Una de las principales virtudes de The Crown son sus sutilezas. Durante sus cuatro primeras temporadas, esta serie jugaba muy bien con aquellos detalles, a menudo íntimos o incluso anecdóticos, que ayudaban a entender mejor el marco histórico donde transcurre la acción. El episodio dedicado a la tragedia minera y la gestión del luto era un brillante ejemplo. Es decir, que se nutre de la tensión entre lo que sabemos de una cosa, porque tenemos conciencia de haberla vivido o tenemos una buena hemeroteca, y como esta se representa en un relato de ficción. Hemos visto hechos reales, pero siempre dramatizados y, en consecuencia, legítimamente adaptados a sus necesidades narrativas. Lo primero que se tiene que decir de la quinta temporada, pues, es que se desinfla con respecto a sus predecesoras porque justamente se vuelve mucho más obvia y discursiva. Abre debates interesantísimos y muy modernos (la degradación de la monarquía, la dificultad en conciliar esfera pública y privada, las malas artes de los poderes fácticos, la falta de empatía) pero los estructura de una manera muy dispersa y raramente explicativa.

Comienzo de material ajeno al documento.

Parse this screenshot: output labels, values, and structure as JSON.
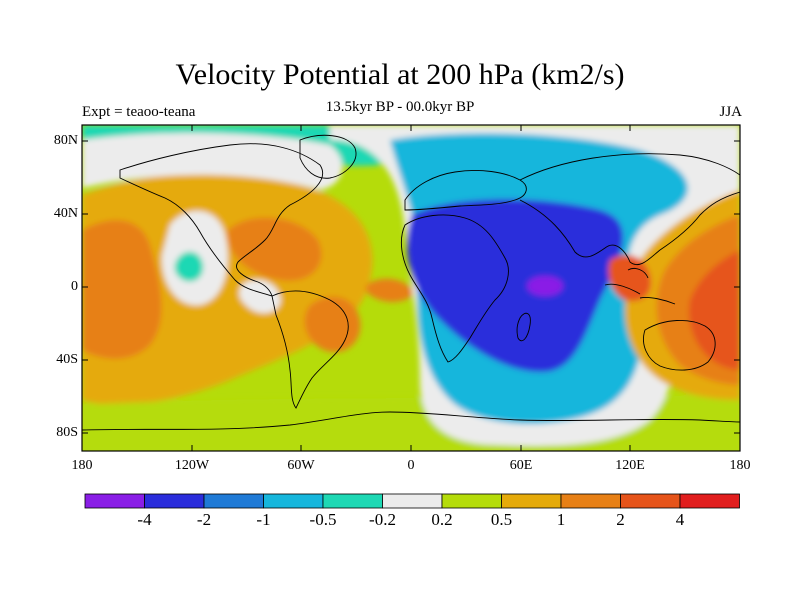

Sólo hace falta ver cómo utiliza algunos de sus recursos. The Crown siempre se ha servido de montajes paralelos para subrayar analogías y mensajes, pero aquí lo hace de una manera tan tozuda y torpe que llega a molestar; la serie siempre se ha servido de las tramas secundarias para apuntalar la evolución de los personajes principales, pero aquí desaparecen demasiado de escena y hay hilos argumentales que están más pendientes de ser fieles a la realidad (o a la realidad que vendían las revistas del corazón) que no de su verdadera funcionalidad dramática; y siempre se las ha arreglado para sostener el interés de la historia a lo largo de diez episodios, pero aquí cae en tantas redundancias que acabas mirando más el reloj de lo que te esperabas. Y lo más importante, si bien el cambio de actriz para interpretar a Elisabet II es afortunado (Imelda Staunton siempre ha sido una gran actriz), el personaje de la Reina en su conjunto no alcanza el foco ni la intensidad de las anteriores temporadas. De hecho, en la primera mitad de temporada parece casi testimonial.
La quinta temporada es un gran prólogo de lo que vendrá
Eso no quiere decir que la quinta de The Crown no sea recomendable, porque sigue teniendo grandes momentos y sabe cómo mantener tu atención, pero sí que evidencia en exceso que es un gran prólogo para la temporada que pondrá toda la carne en la parrilla. Destaca, en este sentido, el buen trabajo poniendo en escena la brecha entre dos mundos: por una parte, la monarquía, este mundo caduco y arremolinado en su instinto de preservación que no quiere mirar hacia el futuro, y Diana de Gales, personaje que pasa a vivir definitivamente en un mundo inhóspito de interiores asfixiantes y relaciones permeables.
Los hitos y los errores de la quinta temporada quedan perfectamente resumidos en sus personajes principales y los actores que los interpretan: mientras Dominic West no consigue trascenderse a él mismo y se le nota en todo momento que prueba de parecerse a alguien, Elizabeth Debicki obra el milagro de capturar toda la esencia de Lady Di centrándose en sus particularidades. El contraste entre ellos y el universo que representan, que articula buena parte de la narración, es el que acaba valiendo más la pena de la historia, que tenía el reto evidente de documentar unos acontecimientos que el espectador percibe como próximos. Quizás este es el problema que empieza a tener The Crown, que ha tomado demasiada conciencia de ella misma y se empeña en ser lo que se le pide que sea.